Show 6
Show 6
Summerhall
IN a sun-kissed land dripping with beautiful people in swimming costumes and shades, the lazy calm is about to be shattered by the aftermath of a fatal car crash in which an unnamed golden boy who may have killed someone who told him the truth just found out he's a cuckoo in the nest.
What comes out of this mix of oedipal envy and Ballardian future-shock is an urgent three-hander in which revolutionary spirit is reborn in the shadows.
This world premiere of an unnamed work by Mark Ravenhill is the latest offering from the Lyric Hammersmith's Secret Theatre Company, in which audiences effectively go to see something blind and without any kind of marketing hype to tell them in advance what to think.
The fact that the company have let slip that this is a Ravenhill play, however, is probably wise in the hurly-burly of the Fringe.
Ravenhill's clipped, pared-down exchanges are invested with a classical weight in Caroline Steinbeis's production, in which Steven Webb's young hero and Cara Hogan's partner in crime spars with Matti Houghton's possibly wicked stepmother in this punchiest of calls to arms.
Runs to August 17
Lippy
Traverse Theatre
PUTTING words into other people's mouths is the playwright's great privilege. This is something Bush Moukarzel makes clear, even as his characters' silences and longeurs are possibly mis-translated by a lip-reader in Moukarzel and co-director Ben Kidd's genre-busting production for their London/Dublin-based Dead Centre company.
It begins with a post-show discussion of a play we haven't seen, as Moukarzel plays the cocky interviewer of Dan Reardon's Lip Reader. What looks initially like an in-joke opens out into an inquiry of how things can be misinterpreted before exploding into the play's second part.
This focuses on the real-life tragedy of four women who starved themselves to death in their boarded-up house in a small Irish town. Instead of attempting to find out why, Moukarzel casts the four women as silent witnesses to their own fate by way of a series of woozy routines watched over by the Lip Reader.
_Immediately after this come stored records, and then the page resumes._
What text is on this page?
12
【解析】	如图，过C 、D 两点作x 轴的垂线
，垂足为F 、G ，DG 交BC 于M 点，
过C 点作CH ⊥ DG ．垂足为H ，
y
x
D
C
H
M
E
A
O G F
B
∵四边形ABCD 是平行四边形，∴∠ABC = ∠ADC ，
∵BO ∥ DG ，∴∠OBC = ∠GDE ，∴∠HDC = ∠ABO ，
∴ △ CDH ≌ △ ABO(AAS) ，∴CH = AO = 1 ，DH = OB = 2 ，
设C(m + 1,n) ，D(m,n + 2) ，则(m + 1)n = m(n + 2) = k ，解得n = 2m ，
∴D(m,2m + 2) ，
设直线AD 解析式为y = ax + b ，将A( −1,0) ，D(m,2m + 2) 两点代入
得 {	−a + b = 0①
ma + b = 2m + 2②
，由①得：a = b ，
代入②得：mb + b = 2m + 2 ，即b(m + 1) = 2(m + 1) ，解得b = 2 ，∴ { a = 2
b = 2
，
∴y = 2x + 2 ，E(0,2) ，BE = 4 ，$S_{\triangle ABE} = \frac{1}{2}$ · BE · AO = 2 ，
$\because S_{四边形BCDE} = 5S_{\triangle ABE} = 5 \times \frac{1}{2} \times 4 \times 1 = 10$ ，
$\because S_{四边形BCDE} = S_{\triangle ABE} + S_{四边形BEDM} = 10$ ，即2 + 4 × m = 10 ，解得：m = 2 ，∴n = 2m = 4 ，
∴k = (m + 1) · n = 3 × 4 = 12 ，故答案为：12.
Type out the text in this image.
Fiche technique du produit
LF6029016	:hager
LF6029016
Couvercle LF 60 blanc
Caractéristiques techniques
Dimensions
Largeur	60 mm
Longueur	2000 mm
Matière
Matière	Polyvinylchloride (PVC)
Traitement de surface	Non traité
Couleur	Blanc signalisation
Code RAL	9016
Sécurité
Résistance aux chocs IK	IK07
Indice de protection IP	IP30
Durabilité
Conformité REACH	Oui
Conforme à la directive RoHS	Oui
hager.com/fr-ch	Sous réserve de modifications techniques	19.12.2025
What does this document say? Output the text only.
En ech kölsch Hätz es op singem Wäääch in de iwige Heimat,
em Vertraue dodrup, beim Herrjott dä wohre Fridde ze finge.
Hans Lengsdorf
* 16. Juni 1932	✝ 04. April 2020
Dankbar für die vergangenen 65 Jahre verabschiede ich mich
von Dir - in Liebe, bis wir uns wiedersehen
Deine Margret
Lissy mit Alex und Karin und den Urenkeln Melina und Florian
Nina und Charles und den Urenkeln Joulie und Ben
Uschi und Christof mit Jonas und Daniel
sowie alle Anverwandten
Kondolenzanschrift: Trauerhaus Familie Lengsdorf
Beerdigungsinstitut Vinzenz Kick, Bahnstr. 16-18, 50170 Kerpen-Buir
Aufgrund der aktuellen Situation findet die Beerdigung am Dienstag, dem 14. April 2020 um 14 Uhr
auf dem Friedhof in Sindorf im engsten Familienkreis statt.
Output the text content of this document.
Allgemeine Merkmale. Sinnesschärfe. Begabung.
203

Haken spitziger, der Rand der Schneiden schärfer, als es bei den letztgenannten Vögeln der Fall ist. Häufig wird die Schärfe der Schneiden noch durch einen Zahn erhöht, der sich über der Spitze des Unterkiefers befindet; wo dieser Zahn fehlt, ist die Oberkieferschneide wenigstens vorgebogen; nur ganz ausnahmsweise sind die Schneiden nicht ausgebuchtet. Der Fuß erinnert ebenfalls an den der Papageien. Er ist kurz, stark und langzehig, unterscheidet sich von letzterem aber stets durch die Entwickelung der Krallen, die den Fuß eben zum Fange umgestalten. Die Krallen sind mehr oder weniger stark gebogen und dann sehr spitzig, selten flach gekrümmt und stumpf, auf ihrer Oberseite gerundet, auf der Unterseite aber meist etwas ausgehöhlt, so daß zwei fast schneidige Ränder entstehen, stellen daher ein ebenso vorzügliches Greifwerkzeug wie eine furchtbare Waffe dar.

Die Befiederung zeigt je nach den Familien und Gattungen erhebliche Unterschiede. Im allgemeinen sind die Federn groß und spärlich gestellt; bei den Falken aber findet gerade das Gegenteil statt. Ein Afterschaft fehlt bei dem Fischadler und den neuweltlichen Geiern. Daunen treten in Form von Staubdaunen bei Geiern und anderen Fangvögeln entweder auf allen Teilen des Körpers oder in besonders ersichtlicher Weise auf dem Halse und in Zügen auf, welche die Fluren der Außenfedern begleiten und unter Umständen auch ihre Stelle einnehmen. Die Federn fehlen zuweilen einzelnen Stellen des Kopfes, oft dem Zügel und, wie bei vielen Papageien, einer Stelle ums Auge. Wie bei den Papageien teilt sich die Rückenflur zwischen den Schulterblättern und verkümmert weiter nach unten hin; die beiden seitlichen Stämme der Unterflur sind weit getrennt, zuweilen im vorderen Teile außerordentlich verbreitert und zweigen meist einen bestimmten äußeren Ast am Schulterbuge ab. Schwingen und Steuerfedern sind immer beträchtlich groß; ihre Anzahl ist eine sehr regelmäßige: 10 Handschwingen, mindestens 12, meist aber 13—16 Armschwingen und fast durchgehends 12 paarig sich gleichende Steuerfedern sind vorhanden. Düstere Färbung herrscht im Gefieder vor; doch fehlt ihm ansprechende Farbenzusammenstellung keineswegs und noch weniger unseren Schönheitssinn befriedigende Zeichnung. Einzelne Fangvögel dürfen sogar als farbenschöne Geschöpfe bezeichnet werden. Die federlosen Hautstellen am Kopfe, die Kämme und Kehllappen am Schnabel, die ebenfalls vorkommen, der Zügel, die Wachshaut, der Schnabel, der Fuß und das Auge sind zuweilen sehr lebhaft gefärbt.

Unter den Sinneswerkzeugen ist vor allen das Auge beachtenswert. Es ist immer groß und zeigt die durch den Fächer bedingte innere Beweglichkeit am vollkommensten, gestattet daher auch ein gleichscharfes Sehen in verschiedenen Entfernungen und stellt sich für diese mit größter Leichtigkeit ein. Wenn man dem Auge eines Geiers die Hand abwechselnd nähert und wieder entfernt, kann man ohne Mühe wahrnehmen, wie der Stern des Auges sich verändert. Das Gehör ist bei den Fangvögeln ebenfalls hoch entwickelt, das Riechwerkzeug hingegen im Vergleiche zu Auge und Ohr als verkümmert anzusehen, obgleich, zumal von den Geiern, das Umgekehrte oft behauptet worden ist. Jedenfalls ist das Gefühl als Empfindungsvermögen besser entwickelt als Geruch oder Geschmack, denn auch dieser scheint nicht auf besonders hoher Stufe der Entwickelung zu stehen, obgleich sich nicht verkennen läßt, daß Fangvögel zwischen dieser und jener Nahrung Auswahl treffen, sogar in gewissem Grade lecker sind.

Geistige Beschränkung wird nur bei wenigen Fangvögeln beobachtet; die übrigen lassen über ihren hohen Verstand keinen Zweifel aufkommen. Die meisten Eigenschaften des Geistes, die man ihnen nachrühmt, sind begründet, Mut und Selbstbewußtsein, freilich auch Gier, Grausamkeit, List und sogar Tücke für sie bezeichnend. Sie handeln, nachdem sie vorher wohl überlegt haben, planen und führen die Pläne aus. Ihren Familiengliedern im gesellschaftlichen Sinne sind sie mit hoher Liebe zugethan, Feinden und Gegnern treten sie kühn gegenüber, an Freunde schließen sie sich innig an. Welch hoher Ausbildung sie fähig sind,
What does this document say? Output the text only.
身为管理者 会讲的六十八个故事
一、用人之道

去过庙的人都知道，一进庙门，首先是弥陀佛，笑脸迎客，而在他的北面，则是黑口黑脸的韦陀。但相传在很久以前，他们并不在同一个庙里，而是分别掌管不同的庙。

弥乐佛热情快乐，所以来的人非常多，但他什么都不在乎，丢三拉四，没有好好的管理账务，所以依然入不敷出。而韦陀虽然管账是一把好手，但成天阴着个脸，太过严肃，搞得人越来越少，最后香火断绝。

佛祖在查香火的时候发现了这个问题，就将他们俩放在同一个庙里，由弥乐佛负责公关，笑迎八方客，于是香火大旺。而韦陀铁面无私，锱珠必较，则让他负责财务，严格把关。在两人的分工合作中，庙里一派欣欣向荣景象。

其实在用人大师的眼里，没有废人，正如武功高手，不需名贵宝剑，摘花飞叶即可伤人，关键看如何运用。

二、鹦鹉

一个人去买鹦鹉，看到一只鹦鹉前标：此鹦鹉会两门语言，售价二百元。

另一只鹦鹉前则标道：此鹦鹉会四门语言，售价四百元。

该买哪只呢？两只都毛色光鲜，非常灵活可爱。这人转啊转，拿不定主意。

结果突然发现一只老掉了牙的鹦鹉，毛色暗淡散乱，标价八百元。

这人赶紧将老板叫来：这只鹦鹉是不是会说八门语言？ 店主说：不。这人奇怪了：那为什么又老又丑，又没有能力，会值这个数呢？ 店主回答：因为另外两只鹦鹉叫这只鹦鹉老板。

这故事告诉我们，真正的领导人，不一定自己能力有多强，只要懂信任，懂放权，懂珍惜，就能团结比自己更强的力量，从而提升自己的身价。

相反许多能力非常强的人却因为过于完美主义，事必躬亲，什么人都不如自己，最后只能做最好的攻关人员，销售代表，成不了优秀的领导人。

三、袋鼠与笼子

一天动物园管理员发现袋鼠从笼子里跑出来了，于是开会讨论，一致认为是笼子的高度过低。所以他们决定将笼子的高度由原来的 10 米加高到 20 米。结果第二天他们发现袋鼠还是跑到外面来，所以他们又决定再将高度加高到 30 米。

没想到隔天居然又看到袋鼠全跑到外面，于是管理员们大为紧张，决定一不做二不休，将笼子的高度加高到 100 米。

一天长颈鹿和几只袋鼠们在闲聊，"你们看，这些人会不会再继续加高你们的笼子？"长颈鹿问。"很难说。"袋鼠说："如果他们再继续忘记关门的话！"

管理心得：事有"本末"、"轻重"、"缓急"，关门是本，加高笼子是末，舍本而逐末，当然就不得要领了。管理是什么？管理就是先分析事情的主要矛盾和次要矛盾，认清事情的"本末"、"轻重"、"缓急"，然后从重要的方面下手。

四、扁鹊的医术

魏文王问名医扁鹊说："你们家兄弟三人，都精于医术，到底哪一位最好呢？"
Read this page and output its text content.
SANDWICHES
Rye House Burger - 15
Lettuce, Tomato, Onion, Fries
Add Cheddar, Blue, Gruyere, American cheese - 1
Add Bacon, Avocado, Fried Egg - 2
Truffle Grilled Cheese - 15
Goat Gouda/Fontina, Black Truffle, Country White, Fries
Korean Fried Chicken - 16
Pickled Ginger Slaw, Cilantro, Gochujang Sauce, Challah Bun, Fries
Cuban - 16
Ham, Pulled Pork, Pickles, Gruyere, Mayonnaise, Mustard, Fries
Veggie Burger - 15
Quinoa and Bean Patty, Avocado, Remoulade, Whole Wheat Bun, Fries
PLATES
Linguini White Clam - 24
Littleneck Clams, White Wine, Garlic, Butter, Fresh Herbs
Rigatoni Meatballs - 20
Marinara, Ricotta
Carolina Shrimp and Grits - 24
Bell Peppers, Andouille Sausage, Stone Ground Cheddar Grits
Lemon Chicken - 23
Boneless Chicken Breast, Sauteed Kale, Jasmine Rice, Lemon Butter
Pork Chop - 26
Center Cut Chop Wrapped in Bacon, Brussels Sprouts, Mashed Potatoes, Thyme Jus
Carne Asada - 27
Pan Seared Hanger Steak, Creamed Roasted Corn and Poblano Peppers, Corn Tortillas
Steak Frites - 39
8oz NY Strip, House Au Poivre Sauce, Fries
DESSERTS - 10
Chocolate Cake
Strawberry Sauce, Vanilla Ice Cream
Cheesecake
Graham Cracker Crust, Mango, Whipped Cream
The upending of perspectives and lip-synching to doo-wop songs may all be the hallucinatory product of the women's fevered imaginations, but this audaciously poignant dreamscape is far more than vogueish deconstruction. It ends with a life and death monologue by Mark O'Halloran as delivered by one sister's disembodied lips seen in close-up on-screen.
With such a delivery clearly referencing Samuel Beckett's Not I, this might not be about the women's plight in any conventional sense, but has made them immortal anyway.
Runs to August 24
Mush and Me
Underbelly
WHEN Jewish girl Gabby and Muslim Mush are put next to each other at the call centre they're both marking time in mutual disdain and a knack for conning the customers soon blossoms into something else in Karla Crome's new play that embraces cultural and religious divides to heartwarming effect.
Inspired by actress Daniella Isaacs's 102-year-old aunt, who declined a marriage proposal from a Christian for fear of what her parents might think, Crome brings things bang up to date in Rosy Banham's sassy little production that has Gabby and Mush, played by Isaacs and David Mumemi, skirt around their differences with the diffidence only the young can have.
The result in this Underbelly Ideas Tap winner is not only one of the most street-smart love stories to define modern, multi-cultural Britain, but is a quietly political little microcosm of how age-old conflicts might be dealt with by a younger generation, not with bombs and boycotts, but with tolerance, love and a mutual distaste for bacon rolls.